There is nothing new about the claim of damage to national security from the WikiLeaks release of confidential State Department information. Similar claims were made by Deputy Undersecretary of State William B. Macomber in secret hearings during the Pentagon Papers case in 1971. They were rejected then, as they should be now.
Macomber complained that information in the papers would embarrass foreign nations. He said Australia was furious because the papers said it had been muscled by the U.S. into providing troops to Vietnam. The Australian government had told its public it had sent troops there because of its treaty obligations under SEATO. This was not true.

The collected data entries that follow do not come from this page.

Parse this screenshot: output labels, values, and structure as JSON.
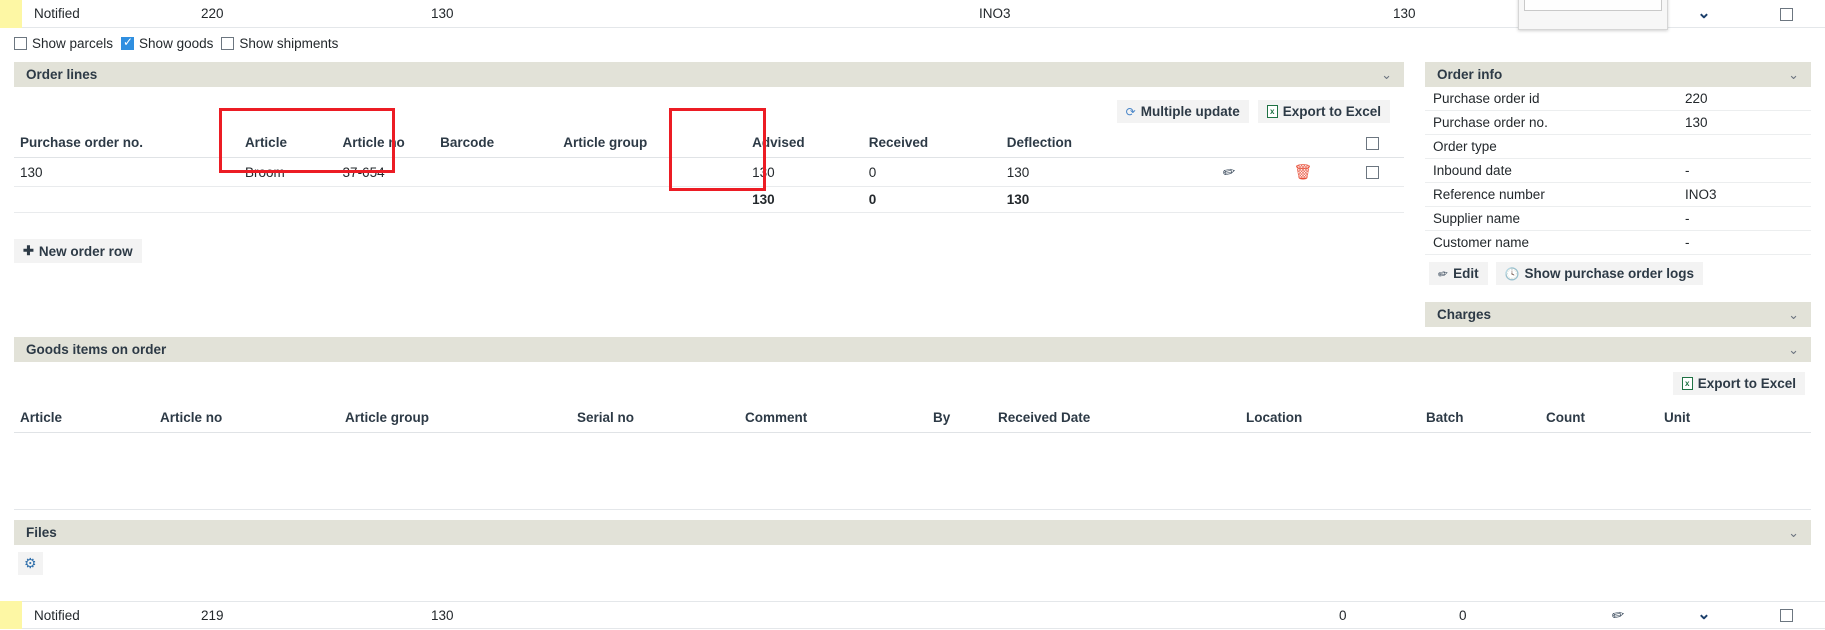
{
  "theme": {
    "section_header_bg": "#e2e2d8",
    "row_flag_color": "#fdf7a4",
    "annotation_color": "#ec1c24",
    "link_blue": "#1b3f6b",
    "delete_red": "#e8503a",
    "excel_green": "#1f7244"
  },
  "grid_rows": {
    "top": {
      "status": "Notified",
      "id": "220",
      "order_no": "130",
      "reference": "INO3",
      "value": "130",
      "pencil_icon": "pencil-icon",
      "chevron_icon": "chevron-down-icon",
      "checkbox_checked": false
    },
    "bottom": {
      "status": "Notified",
      "id": "219",
      "order_no": "130",
      "advised": "0",
      "received": "0",
      "pencil_icon": "pencil-icon",
      "chevron_icon": "chevron-down-icon",
      "checkbox_checked": false
    }
  },
  "popup": {
    "input_value": "",
    "input_placeholder": ""
  },
  "filters": [
    {
      "label": "Show parcels",
      "checked": false,
      "name": "show-parcels"
    },
    {
      "label": "Show goods",
      "checked": true,
      "name": "show-goods"
    },
    {
      "label": "Show shipments",
      "checked": false,
      "name": "show-shipments"
    }
  ],
  "order_lines": {
    "title": "Order lines",
    "collapse_icon": "chevron-down-icon",
    "buttons": {
      "multiple_update": "Multiple update",
      "export_to_excel": "Export to Excel",
      "multiple_update_icon": "refresh-icon",
      "export_icon": "excel-icon"
    },
    "columns": [
      "Purchase order no.",
      "Article",
      "Article no",
      "Barcode",
      "Article group",
      "Advised",
      "Received",
      "Deflection"
    ],
    "rows": [
      {
        "purchase_order_no": "130",
        "article": "Broom",
        "article_no": "37-654",
        "barcode": "",
        "article_group": "",
        "advised": "130",
        "received": "0",
        "deflection": "130",
        "edit_icon": "pencil-icon",
        "delete_icon": "trash-icon",
        "selected": false
      }
    ],
    "summary": {
      "advised": "130",
      "received": "0",
      "deflection": "130"
    },
    "new_order_row": "New order row",
    "new_order_row_icon": "plus-icon"
  },
  "goods_items": {
    "title": "Goods items on order",
    "collapse_icon": "chevron-down-icon",
    "export_to_excel": "Export to Excel",
    "export_icon": "excel-icon",
    "columns": [
      "Article",
      "Article no",
      "Article group",
      "Serial no",
      "Comment",
      "By",
      "Received Date",
      "Location",
      "Batch",
      "Count",
      "Unit"
    ],
    "rows": []
  },
  "files": {
    "title": "Files",
    "collapse_icon": "chevron-down-icon",
    "settings_icon": "gear-icon"
  },
  "order_info": {
    "title": "Order info",
    "collapse_icon": "chevron-down-icon",
    "fields": [
      {
        "label": "Purchase order id",
        "value": "220"
      },
      {
        "label": "Purchase order no.",
        "value": "130"
      },
      {
        "label": "Order type",
        "value": ""
      },
      {
        "label": "Inbound date",
        "value": "-"
      },
      {
        "label": "Reference number",
        "value": "INO3"
      },
      {
        "label": "Supplier name",
        "value": "-"
      },
      {
        "label": "Customer name",
        "value": "-"
      }
    ],
    "buttons": {
      "edit": "Edit",
      "edit_icon": "pencil-icon",
      "show_logs": "Show purchase order logs",
      "show_logs_icon": "clock-history-icon"
    }
  },
  "charges": {
    "title": "Charges",
    "collapse_icon": "chevron-down-icon"
  },
  "annotations": [
    {
      "name": "article-columns-highlight",
      "target": "Article / Article no columns"
    },
    {
      "name": "advised-column-highlight",
      "target": "Advised column"
    }
  ]
}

The papers also had embarrassed the Canadian government, Macomber complained. The U.S. had used Blair Seaborne, a Canadian diplomat, to represent it at peace negotiations, the papers disclosed. The public story was that Seaborne represented the Canadian government alone. Macomber said that embarrassing disclosures of this sort jeopardized our relations with other countries since they could not deal with us in confidence.
The WikiLeaks information contains similar allegations. Several Arabian countries have secretly been urging the U.S. to take Iran out, the leaked diplomatic cables disclose. They contain embarrassing characterizations of political leaders. Russian President Dmitry Medvedev “plays Robin to Putin’s Batman.” North Korean leader Kim Jong-Il is “a flabby old chap” who has suffered “physical and psychological trauma” since having a stroke.
The two trial courts that heard Macomber’s testimony ignored it. They found that the government could not stop publication of information that was merely “embarrassing.” Judge Gurfein, who presided over the Pentagon Papers trial, presciently said, “I wonder in the times we live in whether you don’t have to adjust... Every day on television I can find out almost the entire order of battle of the United States Army and Marines...” Gurfein did not know, of course, that a generation later times have, indeed, changed again. We are now in the Digital Age, where everything is public.
In the Digital Age, whether we like it or not, privacy and confidentiality have become an increasingly scarce commodity. It is safe to say the State Department, like the rest of us, will have to adjust to that fact.
If the government really wants to stop WikiLeaks, it can encrypt its cables.
• Leslie H. Gelb: WikiLeaks Accidentally Helps the U.S.• Stephen L. Carter: The Case Against Assange• 9 Most Shocking WikiLeaks SecretsOne of the dirty secrets of the intelligence world is that encrypted messages are very difficult to decrypt. An email message introduced in the Ramzi Yusef trial in 1997 for the bombing of the World Trade Center still has not been fully decrypted, according to lawyers familiar with the case.
This phenomenon probably explains why Research In Motion had to make adjustments to its BlackBerry encrypted email system last summer. (No one may be able decrypt its email quickly without its help.) It also explains FBI Director Robert Mueller’s trip to Silicon Valley recently to work out a system with major email providers to give the government access to encrypted email.
If the government really wants to stop WikiLeaks, it can encrypt its cables. Presently, the emails are sent in encrypted form and decrypted when they arrive and stored in decrypted form. The government could store them in encrypted form.
It would be a great inconvenience, of course, would inhibit data sharing, and, as former Ambassador Ronald Neumann said on NPR this week, “would not do you much good.” But the government cannot have it both ways. Max Frankel noted in his book Times of My Life and My Life With the Times that it is the job of the government to keep its secrets and the job of the press to get them. If the government wants to keep its information private, it has to do a better job of doing that.
Additionally, there is a question about whether the government can do anything legally about the leaks. The Obama administration believes it can. It has used the Espionage Act an unprecedented four times in the last two years. In the last 40 years, it had been used only three times.
The Espionage Act was used in a futile attempt to stop The New York Times from publishing the Pentagon Papers. It was not intended to stop leaks. It is very vague and presumably unconstitutional. Yet President Obama has used it continuously, including indicting whistleblower Thomas Drake, for leaking to The Baltimore Sun information covering waste, fraud, and abuse at the NSA. His alleged crime had little to do with national security.
The information leaked by WikiLeaks includes unclassified information. If Obama decides to prosecute leakers for leaks of unclassified information, we will be on our way to an Official Secrets Act. Such an act permits a government to censor and penalize the publication of information it deems secret. The U.S. does not have an Official Secrets Act because under the First Amendment, it would be unconstitutional.
It would be the better part of valor to avoid these problems. All the State Department has to do is a better job of keeping its confidential information confidential, or alternatively, join the rest of us in the Digital Age.
James C. Goodale, counsel for the The New York Times in the Pentagon Papers case, is writing a book, Fighting for the Press, Why the Pentagon Papers Case Still Matters, and is co-producer of the TV program Digital Age on Channel 25 in New York City.